The proprietor of the school and six staff were arrested during the raid.
Victims at the facility were found padlocked to car hubcaps and had their hands and feet chained. Others bore scars down their backs.
“The victims were abused. Some of them said they were sodomised by their teachers,” Sabo stated.
Police had been tipped off by complaints from local residents who became suspicious of what was happening inside the school.
During the raid on the school, police said they found a “torture chamber” where students were chained, hung and beaten.
Local police chief Ali Janga said that despite its claims to be an educational institution, the conditions proved that the facility was “neither a rehab (centre) or an Islamic school”.
Those held there “were used, dehumanised, you can see it yourself”, Janga said.
Private Islamic schools are common in mainly Muslim northern Nigeria, where government services are often lacking.
One inmate quoted by Nigerian media described horrific conditions and treatment at the facility.
“I have spent three months here with chains on my legs,” 42-year-old Bello Hamza said, adding that he was meant to be in South Africa studying for his Masters degree.
“This is supposed to be an Islamic centre, but trying to run away from here attracts severe punishment; they tie people and hang them to the ceiling for that.”
Another victim Hassan Yusuf told AFP that he had been sent to the centre two years ago because he had converted to Christianity.
“They keep you incommunicado, you can’t talk to anybody,” the married father said.
Television footage showed emaciated children being loaded into minivans and driven away for processing.
Police said the victims were of varying nationalities and that some had been brought from countries in the region including Burkina Faso, Mali and Ghana.
The victims were taken to a camp on the outskirts of Kaduna where their identities were being documented to determine where they came from and to contact their families.
Parents of some of the victims from within the city, contacted by police were “shocked and horrified” when they saw the condition of their children, as they had no idea what was happening inside the school.

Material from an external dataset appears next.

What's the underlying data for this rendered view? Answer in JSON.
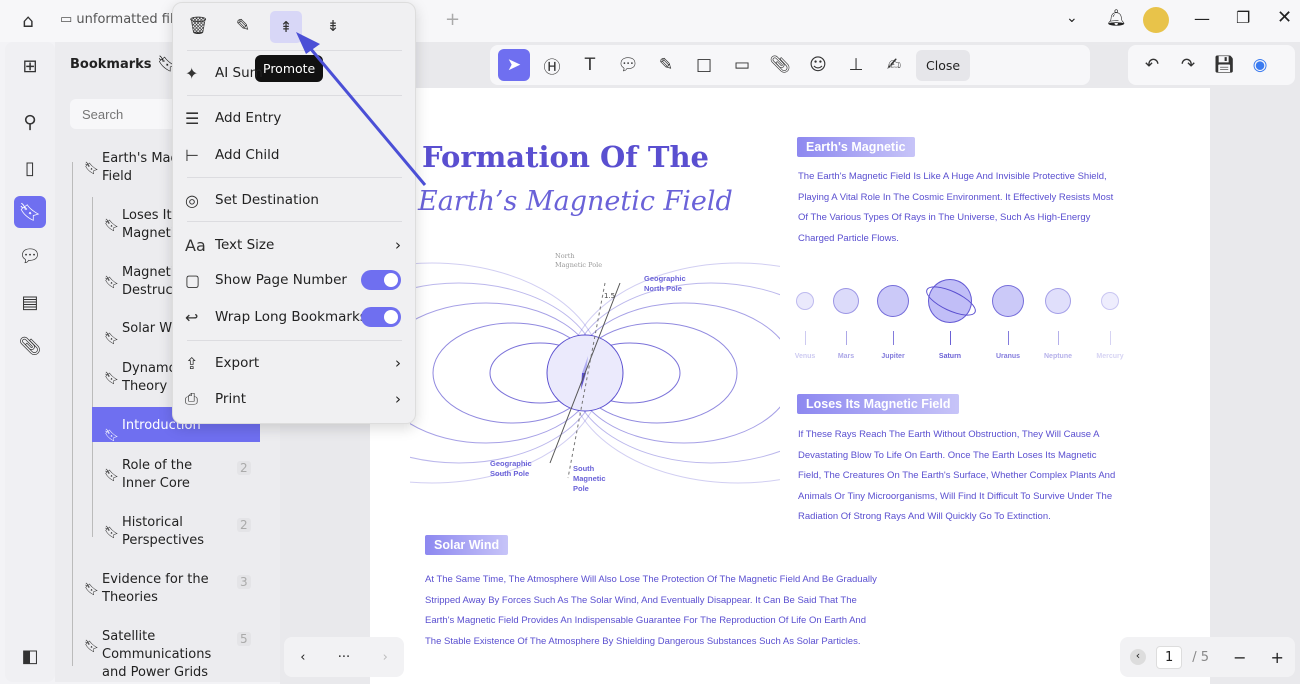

Parents were allowed to visit their children every three months, but only in select areas of the premises.
“They were not allowed into the house to see what was happening… the children are only brought to them outside to meet them,” Sabo said.
“All they thought was their children are being taught the Koran and good manners as they looked subdued,” he added.
One of the men allegedly running the facility insisted to local television channels that the centre was simply teaching Islamic studies and that those chained up were “the stubborn ones who attempt to run away”.